Thursday, January 6, 2011

How Right are the Titans in Dumping Vince Young?

Let's do a small piece of blind taste-testing...er, except we're tasting quarterbacks. Eeeeew.

Anyway, grossness out of the way, here's the comparison:

Quarterback A: 21-12 (.636 winning percentage) as a starter over three seasons, 55.3 percent completions, 30 TD, 27 interceptions, 161 yards per game.

Quarterback B: 30-17 (.638) as starter over five seasons, 57.9 percent, 42 TD, 42 picks, 150 yards per game.

Neither set of numbers is exploding off the page, but one of these players still had local fans defending him to the death, while one was considered among the worst QB's of all time based off a hideous rookie season.

Given the fact that his 30-17 record as a starter has been trotted out ad nauseam as fans and analysts struggle to find good things to say about him, it should be no surprise that Vince Young is Quarterback B. As for Quarterback A?

This guy. Kyle Orton, one of my ex-Purdue amigos, and quite obviously a veteran party hound. The numbers above are from his three seasons in Chicago, where he grew as a quarterback while one of the decade's best defenses toiled opposite him in practice.

At least he's never been caught on video beating some fool in a strip club, but that's a whole other story.

As an interesting coincidence, Orton spent the past two seasons churning out numbers after being traded to Denver for Jay Cutler, the guy who was selected eight spots behind Vince Young in the 2006 draft.

Nashville sports radio, as recently as October, still occasionally turned out mouth-breathers who would still claim that Young was the best of the three 2006 signal-callers (Matt Leinart, of course, being the third). Strangely, out of the three, only one is likely to have a starting job in 2011, and it ain't VY.

Cutler's not quite the franchise guy yet. Did he whine his way out of Denver? Yep. Is he arrogant? You bet.

One thing Jay's never been accused of, however, is being lazy. Leinart always seemed more interested in hot-tubbing, and Vince always seemed to think he could just show up and dominate. If I have to choose one of those traits in my franchise QB, I'm taking arrogance over laziness every time.

For all the (entirely justifiable) flak that Cutler caught for crying his way out of Denver, his towel is nowhere near as tear-stained as Vince Young's. Tossing shoulder pads into stands, freely admitting that you're walking out on your coach, disappearing after a game to the point that your coach and family are contacting authorities out of fear that you've harmed yourself? These are not the actions of a leader of men.

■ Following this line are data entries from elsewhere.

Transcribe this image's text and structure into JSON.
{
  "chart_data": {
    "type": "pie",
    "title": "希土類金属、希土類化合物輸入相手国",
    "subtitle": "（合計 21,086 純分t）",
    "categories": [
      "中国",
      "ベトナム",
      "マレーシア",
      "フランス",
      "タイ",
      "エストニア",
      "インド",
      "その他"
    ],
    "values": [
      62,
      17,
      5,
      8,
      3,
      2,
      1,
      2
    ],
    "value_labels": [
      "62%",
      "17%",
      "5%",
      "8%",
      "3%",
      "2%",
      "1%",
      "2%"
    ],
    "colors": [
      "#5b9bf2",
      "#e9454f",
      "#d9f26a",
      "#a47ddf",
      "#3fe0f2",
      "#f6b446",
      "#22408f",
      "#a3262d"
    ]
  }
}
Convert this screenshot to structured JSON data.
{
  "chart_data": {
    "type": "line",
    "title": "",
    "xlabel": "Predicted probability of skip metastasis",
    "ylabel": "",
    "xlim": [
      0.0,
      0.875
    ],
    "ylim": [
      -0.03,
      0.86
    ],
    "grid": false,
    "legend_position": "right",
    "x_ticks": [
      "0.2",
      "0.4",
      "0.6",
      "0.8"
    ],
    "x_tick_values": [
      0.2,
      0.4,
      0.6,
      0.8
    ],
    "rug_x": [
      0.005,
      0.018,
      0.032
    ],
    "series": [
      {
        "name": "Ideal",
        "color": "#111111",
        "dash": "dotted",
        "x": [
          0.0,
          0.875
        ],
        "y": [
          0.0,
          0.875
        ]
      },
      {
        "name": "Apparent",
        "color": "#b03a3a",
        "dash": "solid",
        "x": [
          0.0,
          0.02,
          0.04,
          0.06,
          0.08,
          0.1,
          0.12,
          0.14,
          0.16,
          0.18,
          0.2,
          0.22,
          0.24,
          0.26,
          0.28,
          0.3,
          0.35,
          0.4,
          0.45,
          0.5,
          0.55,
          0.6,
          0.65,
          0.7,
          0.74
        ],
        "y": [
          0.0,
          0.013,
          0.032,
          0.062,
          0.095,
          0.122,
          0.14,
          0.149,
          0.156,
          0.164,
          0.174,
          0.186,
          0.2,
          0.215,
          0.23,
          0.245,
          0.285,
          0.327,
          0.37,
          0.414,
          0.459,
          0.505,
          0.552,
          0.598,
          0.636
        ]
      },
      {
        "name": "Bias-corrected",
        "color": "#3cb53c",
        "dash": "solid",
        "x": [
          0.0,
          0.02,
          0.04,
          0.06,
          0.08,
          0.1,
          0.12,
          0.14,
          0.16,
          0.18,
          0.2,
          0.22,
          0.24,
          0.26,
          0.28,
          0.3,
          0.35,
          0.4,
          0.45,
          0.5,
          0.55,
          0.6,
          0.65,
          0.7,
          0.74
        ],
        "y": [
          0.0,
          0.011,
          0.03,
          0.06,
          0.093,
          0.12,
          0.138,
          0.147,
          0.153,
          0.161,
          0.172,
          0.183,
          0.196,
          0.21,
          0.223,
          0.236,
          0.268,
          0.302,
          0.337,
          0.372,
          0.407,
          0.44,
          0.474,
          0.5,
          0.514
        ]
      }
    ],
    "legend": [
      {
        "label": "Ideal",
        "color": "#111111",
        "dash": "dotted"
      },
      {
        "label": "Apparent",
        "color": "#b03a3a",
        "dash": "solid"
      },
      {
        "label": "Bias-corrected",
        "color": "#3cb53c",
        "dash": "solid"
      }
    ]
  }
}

The win-loss record defense continues to chap me, as I am far from a card-carrying member of the Cult of the Quarterback. A quarterback's win-loss record is one of the most meaningless stats in all of sports.

Vince Young did not go 30-17. The Tennessee Titans went 30-17 in games that he started. Of course, in 2008, they went 13-2 in games that he didn't start. Yet, very little clamor has been heard for Kerry Collins to maintain a starting job.

The point of comparing Vince to Orton was that absolutely no one was giving Orton any credit for the games that the Bears won during his tenure. Vince always seemed to get a huge share of the credit for every victory, even the ones that were part of Chris Johnson blazing his way into the history books last year.

The sad part is that Vince Young appears to have learned absolutely nothing.

Comments from an interview with Jim Wyatt of the Tennesseean:

"People say that's immature, but that's just me." Good to know that one can admit to being immature. Isn't the first step admitting that you have a problem?

"Wherever I go I will be committed like I am committed to everything." Commitment was the biggest question that most people had about you, Vince. 

Whatever Bud Adams heard in the postseason meetings that he's been having with Titans executives, there must have been some serious bombshells, creating shockwaves strong enough to remove Bud's head from VY's backside. It used to seem that it would take the Jaws of Life to get Bud out of there. Safe to say that a lot of people questioned Vince's maturity, commitment, and a lot of other things.

Now to kick back and listen to the mouthbreathers complain that it should have been Jeff Fisher getting canned. Calm down, fellas, who's to say that he won't?

Oh, and over/under on how long it takes Jemele Hill to write a column about how VY got canned because he's black: four days.